To state it more elegantly, the party naturally breaks open because of this neoliberal paradox that is anathema to the party’s Jacksonian/Rooseveltian D.N.A.
For better and for worse.
But, at the end of the day - it is us the people.
We decide on the government we get and the incentive structures our elected politicians operate under.
We also choose how we view each other.
We grow angry at the quality of politics the Republican Party relies on and we little reflect on how it is symbolic of a national disdain (or condescension) towards poorer and less connected spaces within the nation.
Trump’s reptilian senses knew that people were angry with the gilded political class but, they also need a shining flight path to understanding the government’s complex movements and multifaceted agendas.
The path President Trump created was shiny and spontaneous but often rife with blatant and tribal untruth.

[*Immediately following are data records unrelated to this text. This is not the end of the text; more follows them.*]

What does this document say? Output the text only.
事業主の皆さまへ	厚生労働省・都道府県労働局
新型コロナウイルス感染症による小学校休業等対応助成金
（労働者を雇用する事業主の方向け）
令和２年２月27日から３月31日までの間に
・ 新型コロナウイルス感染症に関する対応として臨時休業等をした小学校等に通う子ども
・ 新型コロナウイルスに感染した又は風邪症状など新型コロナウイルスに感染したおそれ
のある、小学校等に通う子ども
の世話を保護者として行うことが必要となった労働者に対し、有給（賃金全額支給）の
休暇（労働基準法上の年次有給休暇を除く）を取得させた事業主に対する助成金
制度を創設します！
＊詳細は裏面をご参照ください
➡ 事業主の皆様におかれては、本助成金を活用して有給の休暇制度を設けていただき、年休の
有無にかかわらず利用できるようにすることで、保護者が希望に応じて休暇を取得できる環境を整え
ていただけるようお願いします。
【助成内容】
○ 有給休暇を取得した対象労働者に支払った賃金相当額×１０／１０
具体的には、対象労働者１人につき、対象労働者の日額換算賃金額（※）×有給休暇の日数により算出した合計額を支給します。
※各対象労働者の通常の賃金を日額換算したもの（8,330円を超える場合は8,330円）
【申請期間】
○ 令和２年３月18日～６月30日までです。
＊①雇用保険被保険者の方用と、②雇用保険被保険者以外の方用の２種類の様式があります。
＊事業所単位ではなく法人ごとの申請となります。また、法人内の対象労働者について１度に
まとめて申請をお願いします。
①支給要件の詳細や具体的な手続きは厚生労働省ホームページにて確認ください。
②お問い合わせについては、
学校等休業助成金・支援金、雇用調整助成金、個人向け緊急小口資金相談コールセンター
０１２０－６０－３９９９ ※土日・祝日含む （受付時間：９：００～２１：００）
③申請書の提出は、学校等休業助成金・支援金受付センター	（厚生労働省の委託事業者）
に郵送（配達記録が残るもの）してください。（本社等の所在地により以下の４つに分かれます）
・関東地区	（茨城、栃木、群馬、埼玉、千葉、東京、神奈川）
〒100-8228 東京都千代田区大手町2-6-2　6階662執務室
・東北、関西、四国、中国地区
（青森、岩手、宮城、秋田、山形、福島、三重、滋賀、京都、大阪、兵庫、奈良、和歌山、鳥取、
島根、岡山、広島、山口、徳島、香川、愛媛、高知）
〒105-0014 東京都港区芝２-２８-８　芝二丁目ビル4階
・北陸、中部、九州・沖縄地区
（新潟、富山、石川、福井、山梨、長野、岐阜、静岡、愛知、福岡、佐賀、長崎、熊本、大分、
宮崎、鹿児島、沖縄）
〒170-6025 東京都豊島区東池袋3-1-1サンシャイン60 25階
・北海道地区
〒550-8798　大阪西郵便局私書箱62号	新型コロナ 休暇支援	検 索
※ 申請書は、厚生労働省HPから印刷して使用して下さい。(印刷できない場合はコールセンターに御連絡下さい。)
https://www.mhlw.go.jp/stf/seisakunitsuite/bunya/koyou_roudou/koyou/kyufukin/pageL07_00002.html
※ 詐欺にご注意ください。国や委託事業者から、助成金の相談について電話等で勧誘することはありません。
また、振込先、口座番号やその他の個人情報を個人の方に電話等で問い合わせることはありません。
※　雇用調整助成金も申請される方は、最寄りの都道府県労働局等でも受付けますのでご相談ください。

He delighted in a dark truth that many of us who love America and are consumed with policy information reckon with daily: our nation is frightfully unprepared for a postmodern information age because it has, in the comparison to others, lived within a postwar party since the Silent Generation (the grandparents of Millennials) assumed global economic and military preeminence. Nobody thinks anything will change or matter (in a general sense) because they have accepted the Roman-like decadence of this powerful commercial empire.
For better and for worse.
A shell of comfort and distractions was placed over much of America (bread and circuses), especially after the hopes and dreams of the Baby Boomers faded in the 1970s.
Today we wake up to a decadent game host who plays the music loud enough to break the car windows and gain multiple noise complaints (the Trump rallies), but, he is the first one gone when the police and the parents return home the next day (recessions and radicalized Americans).